В тех случаях, когда для работы с образцом между объективом и образцом требуется дополнительное пространство, можно использовать сухую линзу, что потенциально требует дополнительной регулировки корректирующего воротника, который изменяет положение линзы в объективе для учета различий. в камерах визуализации. Специальные объективы имеют корректирующие кольца, которые корректируют сферические аберрации с учетом толщины покровного стекла. В сухих объективах с высокой числовой апертурой (NA) регулировочное кольцо корректирующего кольца изменяет положение подвижной группы линз, чтобы учесть различия в том, как внешняя часть линзы фокусирует свет относительно центра. Хотя аберрации свойственны всем конструкциям линз, они становятся более проблематичными для сухих линз, где сохранение разрешения является ключевым моментом. ^[27]

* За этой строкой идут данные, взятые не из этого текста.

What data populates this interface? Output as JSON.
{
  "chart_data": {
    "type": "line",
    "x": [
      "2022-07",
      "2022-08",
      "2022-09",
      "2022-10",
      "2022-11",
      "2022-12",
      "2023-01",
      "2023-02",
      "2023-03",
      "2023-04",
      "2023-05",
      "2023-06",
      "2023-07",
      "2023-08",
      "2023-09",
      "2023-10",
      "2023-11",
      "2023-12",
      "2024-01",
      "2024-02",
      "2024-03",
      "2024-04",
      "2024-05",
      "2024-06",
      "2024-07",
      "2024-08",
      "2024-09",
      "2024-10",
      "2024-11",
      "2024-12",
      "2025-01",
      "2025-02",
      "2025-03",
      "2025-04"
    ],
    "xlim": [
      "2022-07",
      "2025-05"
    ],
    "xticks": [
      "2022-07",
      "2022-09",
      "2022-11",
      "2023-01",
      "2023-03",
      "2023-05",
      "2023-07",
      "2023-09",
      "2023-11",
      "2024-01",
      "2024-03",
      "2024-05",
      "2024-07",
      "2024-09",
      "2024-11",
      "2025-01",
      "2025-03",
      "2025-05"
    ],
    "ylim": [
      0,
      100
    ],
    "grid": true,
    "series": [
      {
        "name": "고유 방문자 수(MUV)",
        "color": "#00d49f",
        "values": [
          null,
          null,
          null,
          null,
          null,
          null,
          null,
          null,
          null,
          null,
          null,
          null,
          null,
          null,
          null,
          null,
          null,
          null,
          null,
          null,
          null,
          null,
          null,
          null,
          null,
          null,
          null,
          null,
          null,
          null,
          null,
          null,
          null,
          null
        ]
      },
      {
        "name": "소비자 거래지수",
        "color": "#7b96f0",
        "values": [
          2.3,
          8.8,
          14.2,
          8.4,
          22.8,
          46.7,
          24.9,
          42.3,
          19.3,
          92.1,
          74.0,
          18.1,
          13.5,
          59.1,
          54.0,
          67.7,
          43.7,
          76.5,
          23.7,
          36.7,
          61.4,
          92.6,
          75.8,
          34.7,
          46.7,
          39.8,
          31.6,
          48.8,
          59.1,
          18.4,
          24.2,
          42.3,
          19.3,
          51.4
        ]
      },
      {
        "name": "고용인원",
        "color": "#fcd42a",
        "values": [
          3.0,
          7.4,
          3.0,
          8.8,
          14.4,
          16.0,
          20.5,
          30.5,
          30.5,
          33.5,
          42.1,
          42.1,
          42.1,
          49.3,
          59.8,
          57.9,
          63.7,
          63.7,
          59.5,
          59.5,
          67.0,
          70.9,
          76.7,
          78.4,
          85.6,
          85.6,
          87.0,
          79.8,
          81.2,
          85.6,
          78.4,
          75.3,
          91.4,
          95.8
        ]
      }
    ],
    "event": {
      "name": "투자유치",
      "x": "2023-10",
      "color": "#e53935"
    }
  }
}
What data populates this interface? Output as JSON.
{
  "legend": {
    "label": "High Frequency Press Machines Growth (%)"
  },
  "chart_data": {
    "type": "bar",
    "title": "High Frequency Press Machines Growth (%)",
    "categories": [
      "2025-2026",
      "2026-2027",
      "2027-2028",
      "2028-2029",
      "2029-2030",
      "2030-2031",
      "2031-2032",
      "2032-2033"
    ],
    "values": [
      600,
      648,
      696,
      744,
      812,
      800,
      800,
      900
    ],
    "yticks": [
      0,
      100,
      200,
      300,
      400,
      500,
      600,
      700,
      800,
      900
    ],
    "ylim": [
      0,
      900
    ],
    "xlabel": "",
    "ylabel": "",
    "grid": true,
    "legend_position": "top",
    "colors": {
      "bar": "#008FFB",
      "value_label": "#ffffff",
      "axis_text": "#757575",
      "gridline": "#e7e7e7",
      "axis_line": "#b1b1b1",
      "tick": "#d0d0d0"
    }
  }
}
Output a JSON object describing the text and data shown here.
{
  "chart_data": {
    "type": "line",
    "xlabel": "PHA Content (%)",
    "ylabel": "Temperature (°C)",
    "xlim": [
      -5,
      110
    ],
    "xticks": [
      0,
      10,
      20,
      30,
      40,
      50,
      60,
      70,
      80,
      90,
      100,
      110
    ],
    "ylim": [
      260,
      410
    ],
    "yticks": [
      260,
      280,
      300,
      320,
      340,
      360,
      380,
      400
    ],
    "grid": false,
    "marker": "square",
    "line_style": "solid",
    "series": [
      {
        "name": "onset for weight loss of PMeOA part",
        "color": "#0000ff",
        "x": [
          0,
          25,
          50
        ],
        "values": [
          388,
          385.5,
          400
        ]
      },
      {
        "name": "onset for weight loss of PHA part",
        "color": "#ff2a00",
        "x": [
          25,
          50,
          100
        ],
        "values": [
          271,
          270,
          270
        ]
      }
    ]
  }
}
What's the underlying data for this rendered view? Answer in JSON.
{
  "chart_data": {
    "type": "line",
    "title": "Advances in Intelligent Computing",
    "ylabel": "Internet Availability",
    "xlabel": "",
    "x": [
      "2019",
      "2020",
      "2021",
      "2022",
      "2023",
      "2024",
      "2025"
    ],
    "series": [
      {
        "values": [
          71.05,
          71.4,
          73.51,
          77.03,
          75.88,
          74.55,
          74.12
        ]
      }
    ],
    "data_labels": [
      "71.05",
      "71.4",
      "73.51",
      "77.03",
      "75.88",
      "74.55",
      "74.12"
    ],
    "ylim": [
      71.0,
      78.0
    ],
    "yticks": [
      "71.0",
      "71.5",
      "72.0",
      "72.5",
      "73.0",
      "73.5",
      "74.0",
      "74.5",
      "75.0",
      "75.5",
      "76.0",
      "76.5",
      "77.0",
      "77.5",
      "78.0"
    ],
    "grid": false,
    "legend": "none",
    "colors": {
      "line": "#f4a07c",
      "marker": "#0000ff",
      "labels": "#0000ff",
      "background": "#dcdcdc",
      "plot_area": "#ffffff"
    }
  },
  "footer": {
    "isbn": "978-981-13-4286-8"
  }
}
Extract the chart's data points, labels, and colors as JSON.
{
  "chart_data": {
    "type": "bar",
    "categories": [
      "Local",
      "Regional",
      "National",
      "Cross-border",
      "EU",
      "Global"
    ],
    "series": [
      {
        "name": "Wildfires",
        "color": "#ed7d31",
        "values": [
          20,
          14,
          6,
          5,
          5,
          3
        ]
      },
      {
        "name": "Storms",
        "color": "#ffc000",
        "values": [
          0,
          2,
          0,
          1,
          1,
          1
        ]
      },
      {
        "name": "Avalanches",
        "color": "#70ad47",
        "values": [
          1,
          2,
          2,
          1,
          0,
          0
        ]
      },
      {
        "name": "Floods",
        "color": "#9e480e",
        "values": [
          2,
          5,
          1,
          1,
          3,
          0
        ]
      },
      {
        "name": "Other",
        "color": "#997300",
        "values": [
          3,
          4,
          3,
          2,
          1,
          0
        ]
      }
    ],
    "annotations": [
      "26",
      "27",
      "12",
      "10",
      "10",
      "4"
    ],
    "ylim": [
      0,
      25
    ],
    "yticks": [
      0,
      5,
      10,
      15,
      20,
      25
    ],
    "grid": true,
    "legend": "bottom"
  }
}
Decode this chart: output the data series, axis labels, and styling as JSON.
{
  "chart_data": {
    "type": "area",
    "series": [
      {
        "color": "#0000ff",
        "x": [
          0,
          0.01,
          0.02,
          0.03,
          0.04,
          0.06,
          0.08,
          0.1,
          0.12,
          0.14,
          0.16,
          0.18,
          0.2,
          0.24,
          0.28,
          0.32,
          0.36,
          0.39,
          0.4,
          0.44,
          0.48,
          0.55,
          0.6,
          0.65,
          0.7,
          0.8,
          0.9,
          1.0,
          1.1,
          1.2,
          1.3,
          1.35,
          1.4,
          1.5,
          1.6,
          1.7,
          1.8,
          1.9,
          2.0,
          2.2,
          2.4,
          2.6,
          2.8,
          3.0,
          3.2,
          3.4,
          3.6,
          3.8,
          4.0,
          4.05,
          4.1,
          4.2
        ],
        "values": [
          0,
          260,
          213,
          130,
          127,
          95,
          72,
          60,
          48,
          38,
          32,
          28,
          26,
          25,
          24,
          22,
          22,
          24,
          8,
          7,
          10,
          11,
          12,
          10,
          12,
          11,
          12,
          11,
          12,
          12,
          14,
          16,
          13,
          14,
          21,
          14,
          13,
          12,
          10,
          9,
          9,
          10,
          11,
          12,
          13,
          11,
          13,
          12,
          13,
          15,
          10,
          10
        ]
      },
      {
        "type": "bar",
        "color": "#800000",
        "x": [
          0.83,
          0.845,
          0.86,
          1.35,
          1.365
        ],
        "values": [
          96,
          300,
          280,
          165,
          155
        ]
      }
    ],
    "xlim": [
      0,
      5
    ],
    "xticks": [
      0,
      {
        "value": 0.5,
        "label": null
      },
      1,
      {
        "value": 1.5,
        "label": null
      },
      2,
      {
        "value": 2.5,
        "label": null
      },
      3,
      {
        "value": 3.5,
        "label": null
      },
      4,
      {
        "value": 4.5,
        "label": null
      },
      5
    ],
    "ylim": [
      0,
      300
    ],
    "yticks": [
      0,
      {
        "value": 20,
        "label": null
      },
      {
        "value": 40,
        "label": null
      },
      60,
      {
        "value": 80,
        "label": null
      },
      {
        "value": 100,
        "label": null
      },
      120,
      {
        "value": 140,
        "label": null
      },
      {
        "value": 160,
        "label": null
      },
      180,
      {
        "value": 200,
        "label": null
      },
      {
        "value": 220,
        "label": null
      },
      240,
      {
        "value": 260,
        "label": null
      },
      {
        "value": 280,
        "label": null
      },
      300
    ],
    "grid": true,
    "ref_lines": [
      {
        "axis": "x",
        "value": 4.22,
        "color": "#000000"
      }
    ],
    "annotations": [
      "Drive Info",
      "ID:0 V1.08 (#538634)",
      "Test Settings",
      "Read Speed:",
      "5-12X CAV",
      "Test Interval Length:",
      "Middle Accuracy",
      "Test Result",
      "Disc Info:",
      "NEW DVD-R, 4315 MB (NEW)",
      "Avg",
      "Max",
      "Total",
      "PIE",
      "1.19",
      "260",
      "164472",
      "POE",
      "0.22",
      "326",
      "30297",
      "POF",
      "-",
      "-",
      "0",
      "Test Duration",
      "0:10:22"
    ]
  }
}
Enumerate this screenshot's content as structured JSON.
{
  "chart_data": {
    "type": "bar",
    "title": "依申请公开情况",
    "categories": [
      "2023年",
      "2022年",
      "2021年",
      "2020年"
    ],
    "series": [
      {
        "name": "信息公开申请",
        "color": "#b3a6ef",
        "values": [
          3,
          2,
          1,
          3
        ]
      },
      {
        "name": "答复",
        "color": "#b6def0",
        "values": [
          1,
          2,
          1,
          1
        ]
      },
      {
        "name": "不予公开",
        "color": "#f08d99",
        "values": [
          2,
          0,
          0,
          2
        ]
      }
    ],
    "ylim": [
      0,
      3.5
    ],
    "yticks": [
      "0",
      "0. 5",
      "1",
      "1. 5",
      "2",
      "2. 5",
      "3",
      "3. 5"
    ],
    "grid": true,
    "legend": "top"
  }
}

Маслоиммерсионный с высокой числовой апертурой

Масляная иммерсия — это метод, позволяющий повысить разрешение изображения путем погружения линзы и образца в масло с высоким показателем преломления . Поскольку свет преломляется, когда он проходит между средами с разными показателями преломления, помещая масло с тем же показателем преломления, что и стекло, между линзой и предметным стеклом, можно избежать двух переходов между показателями преломления. ^[28] Однако для большинства применений рекомендуется использовать масляную иммерсию с фиксированными (мертвыми) образцами, поскольку живым клеткам требуется водная среда, а смешивание масла и воды может вызвать серьезные сферические аберрации. В некоторых случаях для более точной реконструкции изображения можно использовать силиконовое масло . Силиконовое масло является привлекательной средой, поскольку оно имеет показатель преломления, близкий к показателю живых клеток, что позволяет создавать изображения с высоким разрешением при минимизации сферических аберраций. ^[27]

Погружение в воду

Для визуализации живых клеток требуется образец в водной среде, который часто находится на расстоянии от 50 до 200 микрометров от покровного стекла. Следовательно, водно-иммерсионные линзы могут помочь достичь более высокой разрешающей способности за счет того, что и окружающая среда, и сами клетки будут близки по показателю преломления воды. Водоиммерсионные линзы разработаны с учетом показателя преломления воды и обычно имеют корректирующий воротник, позволяющий регулировать объектив. Кроме того, из-за более высокого показателя преломления воды водоиммерсионные линзы имеют высокую числовую апертуру и могут создавать изображения, превосходящие масляно-иммерсионные линзы, при разрешении плоскостей глубиной более 0 мкм. ^[27]

окунание

Еще одним решением для визуализации живых клеток является погружная линза. Эти линзы представляют собой разновидность водоиммерсионных линз, которые не требуют покровного стекла и могут быть погружены непосредственно в водную среду образца. Одним из основных преимуществ погружной линзы является то, что она имеет большое эффективное рабочее расстояние. ^[29] Поскольку покровное стекло не требуется, этот тип линзы может приближаться к поверхности образца, и в результате разрешение ограничивается ограничениями, налагаемыми сферической аберрацией, а не физическими ограничениями покровного стекла. Хотя погружаемые линзы могут быть очень полезны, они не идеальны для всех экспериментов, поскольку «погружение» линзы может нарушить работу клеток в образце. Кроме того, поскольку инкубационная камера должна быть открыта для линзы, необходимо внимательно следить за изменениями в среде образца, вызванными испарением. ^[27]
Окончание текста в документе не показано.